Song by Ariana Grande

from the album Eternal Sunshine
- Released: March 8, 2024
- Studio: Decoy Studios (Woodbridge, UK); Jungle City Studios (New York, NY); MXM Studios (Stockholm, Sweden);
- Genre: R&B; pop;
- Length: 2:43
- Label: Republic
- Songwriters: Ariana Grande; Max Martin;
- Producers: Ariana Grande; Max Martin; Ilya Salmanzadeh;

Lyric visualizer
- "True Story" on YouTube

= True Story (song) =

"True Story" is a song by American singer-songwriter Ariana Grande from her seventh studio album, Eternal Sunshine (2024). It was released on March 8, 2024, through Republic Records, as the seventh track from the album. It was written and produced by Grande and Max Martin, with Ilya receiving production credits as well. An a cappella version was included on the "Slightly Deluxe" edition of Eternal Sunshine. However, this version is not included on the "Slight Deluxe and Also Live" version of the album, being replaced by the remix of "The Boy Is Mine" with Brandy and Monica.

== Composition ==
"True Story" is two minutes and 43 seconds long. The song is described by Grande to be "an untrue story based on all untrue events" and features writing and production from Max Martin. Sonically, the song has been described as R&B and pop featuring a catchy, "candy floss" chorus, metal bass lines, and some elements of G-funk in its instrumentation. Lyrically, the song has Grande being self-referential to the image the media and tabloids put upon her regarding stories about her personal and dating life. In the album's track list, the song is intended by Grande to set up and precede "The Boy Is Mine", letting her play the "bad girl".

== Critical reception ==
Upon release, the song received positive reviews from music critics. Kyle Denis of Billboard ranked the song at number one, in a ranking of the album. In the ranking, Denis called the song "the smartest song Grande has ever made", noting the self-awareness in its lyrics and its similarities of "the 90s pop & R&B bounce" of "Fantasize". Nick Levine, a writer at NME deemed the song an album highlight, calling it "cleverly self-referential" and applauding Grande's vocal performance over the "G-funk" inspired beat.

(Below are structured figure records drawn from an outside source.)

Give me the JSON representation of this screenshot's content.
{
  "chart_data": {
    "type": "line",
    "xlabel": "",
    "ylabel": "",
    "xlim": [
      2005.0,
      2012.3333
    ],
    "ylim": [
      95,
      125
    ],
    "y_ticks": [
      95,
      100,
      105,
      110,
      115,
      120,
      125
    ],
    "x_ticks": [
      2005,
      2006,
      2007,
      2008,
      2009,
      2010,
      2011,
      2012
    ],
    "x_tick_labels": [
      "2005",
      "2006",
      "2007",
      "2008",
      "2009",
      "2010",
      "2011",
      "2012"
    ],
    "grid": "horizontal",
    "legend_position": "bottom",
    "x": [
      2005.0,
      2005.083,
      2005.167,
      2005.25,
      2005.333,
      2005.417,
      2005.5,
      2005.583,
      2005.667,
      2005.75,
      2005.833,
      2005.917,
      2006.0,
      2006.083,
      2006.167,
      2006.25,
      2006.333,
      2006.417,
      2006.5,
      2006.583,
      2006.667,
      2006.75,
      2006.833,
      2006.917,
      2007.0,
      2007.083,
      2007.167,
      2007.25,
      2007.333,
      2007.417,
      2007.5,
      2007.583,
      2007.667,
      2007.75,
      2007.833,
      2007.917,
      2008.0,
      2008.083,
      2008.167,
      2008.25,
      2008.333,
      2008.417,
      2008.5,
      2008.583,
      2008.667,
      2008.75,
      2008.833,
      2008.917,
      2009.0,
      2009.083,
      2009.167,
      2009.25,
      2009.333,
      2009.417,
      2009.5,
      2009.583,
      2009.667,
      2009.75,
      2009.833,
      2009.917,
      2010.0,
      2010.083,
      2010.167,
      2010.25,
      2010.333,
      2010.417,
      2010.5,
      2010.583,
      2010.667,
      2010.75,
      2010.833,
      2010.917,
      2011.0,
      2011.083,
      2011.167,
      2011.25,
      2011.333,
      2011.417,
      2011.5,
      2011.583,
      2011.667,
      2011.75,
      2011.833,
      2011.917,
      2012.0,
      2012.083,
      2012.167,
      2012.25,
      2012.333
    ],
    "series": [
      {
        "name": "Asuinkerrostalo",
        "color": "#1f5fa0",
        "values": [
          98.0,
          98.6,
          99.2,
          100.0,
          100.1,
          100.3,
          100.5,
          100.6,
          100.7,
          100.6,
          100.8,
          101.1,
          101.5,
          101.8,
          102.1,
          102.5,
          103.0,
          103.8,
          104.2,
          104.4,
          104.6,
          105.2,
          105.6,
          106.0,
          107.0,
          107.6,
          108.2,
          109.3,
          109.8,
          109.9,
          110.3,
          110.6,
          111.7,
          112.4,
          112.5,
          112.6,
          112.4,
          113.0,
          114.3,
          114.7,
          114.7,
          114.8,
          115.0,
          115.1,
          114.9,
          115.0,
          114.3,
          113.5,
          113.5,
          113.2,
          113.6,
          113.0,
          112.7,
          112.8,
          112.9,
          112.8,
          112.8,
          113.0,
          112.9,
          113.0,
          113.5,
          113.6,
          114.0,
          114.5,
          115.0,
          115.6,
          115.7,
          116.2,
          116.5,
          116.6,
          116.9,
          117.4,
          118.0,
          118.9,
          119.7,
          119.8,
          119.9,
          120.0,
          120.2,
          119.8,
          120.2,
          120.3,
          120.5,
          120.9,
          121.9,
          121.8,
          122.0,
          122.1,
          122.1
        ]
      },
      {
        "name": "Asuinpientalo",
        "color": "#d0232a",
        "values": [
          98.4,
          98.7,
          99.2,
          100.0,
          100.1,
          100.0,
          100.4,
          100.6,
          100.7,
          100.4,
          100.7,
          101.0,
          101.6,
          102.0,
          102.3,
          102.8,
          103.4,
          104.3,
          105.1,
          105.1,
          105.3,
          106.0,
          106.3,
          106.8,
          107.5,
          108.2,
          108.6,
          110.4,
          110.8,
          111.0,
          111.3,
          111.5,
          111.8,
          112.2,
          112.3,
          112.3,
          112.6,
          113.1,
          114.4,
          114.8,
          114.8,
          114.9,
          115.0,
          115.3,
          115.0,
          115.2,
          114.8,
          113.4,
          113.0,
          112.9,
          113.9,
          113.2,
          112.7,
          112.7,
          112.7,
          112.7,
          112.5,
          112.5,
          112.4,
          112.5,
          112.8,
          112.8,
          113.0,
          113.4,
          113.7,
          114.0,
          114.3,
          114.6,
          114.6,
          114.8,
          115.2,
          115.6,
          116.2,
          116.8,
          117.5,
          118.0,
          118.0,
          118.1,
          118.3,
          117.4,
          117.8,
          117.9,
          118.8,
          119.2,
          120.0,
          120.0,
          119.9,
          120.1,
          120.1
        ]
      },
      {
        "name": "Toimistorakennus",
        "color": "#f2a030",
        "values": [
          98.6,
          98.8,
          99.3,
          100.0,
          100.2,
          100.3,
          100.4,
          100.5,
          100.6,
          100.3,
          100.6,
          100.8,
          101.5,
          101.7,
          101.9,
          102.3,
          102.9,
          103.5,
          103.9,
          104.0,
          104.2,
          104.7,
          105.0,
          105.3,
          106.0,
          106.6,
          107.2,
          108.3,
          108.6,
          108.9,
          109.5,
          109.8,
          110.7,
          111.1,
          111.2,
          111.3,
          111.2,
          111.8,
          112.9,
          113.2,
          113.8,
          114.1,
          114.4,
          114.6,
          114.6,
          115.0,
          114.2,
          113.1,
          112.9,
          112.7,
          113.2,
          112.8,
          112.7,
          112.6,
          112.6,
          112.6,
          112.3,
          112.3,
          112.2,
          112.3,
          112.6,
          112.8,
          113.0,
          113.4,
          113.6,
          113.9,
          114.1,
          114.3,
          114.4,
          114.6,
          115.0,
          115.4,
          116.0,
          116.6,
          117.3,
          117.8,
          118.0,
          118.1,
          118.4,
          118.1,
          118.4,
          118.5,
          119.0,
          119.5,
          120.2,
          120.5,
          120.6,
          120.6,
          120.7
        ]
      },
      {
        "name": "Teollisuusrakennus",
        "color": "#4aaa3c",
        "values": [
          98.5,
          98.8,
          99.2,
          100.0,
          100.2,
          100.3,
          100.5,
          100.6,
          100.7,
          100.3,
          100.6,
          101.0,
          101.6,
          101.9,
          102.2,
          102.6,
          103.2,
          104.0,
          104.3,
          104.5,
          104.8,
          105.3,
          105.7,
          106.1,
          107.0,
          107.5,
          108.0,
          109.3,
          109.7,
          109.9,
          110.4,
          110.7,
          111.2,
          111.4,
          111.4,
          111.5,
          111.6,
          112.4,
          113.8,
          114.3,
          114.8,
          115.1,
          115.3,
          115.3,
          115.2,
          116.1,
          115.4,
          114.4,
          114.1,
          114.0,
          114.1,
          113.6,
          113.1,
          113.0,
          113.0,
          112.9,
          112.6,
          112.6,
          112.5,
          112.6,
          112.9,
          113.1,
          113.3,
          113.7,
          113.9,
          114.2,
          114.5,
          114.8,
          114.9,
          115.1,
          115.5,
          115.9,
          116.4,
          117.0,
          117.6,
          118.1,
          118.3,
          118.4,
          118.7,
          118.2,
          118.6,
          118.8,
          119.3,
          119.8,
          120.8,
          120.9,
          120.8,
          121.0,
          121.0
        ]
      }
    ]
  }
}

In a review of the parent album, Rolling Stone likened the song to something created by Timbaland for American singer Aaliyah.

== Credits ==
Recording

- Mixed at Mixstar Studios (Virginia Beach)
- Mastered at Sterling Sound (New York City)

Personnel

- Ariana Grande – vocals, lyrics, composition, production
- Max Martin – lyrics, production, composition, guitar, drums, keyboards, bass, programming, background vocals
- Ilya Salmanzadeh – production, composition, guitar, drums, keyboards, bass, programming, background vocals
- Shellback – drums
- Sam Holland – engineering
- Lou Carrao – engineering
- Eric Eylands – engineering assistance
- Rob Sellens – engineering assistance
- Randy Merrill – mastering
- Serban Ghenea – mixing
- Bryce Bordone – mixing assistance

== Charts ==

Chart performance for "True Story"
| Chart (2024) | Peak position |
|---|---|
| Australia (ARIA) | 39 |
| Brazil Hot 100 (Billboard) | 73 |
| Canada Hot 100 (Billboard) | 30 |
| France (SNEP) | 62 |
| Global 200 (Billboard) | 18 |
| Greece International (IFPI) | 15 |
| Lithuania (AGATA) | 100 |
| New Zealand (Recorded Music NZ) | 35 |
| Poland (Polish Streaming Top 100) | 85 |
| Portugal (AFP) | 32 |
| Sweden Heatseeker (Sverigetopplistan) | 14 |
| UAE (IFPI) | 20 |
| UK Streaming (OCC) | 30 |
| US Billboard Hot 100 | 30 |

==Certifications==

Certifications for "True Story"
| Region | Certification | Certified units/sales |
| Brazil (Pro-Música Brasil) | 2× Platinum | 80,000^{‡} |
^{‡} Sales+streaming figures based on certification alone.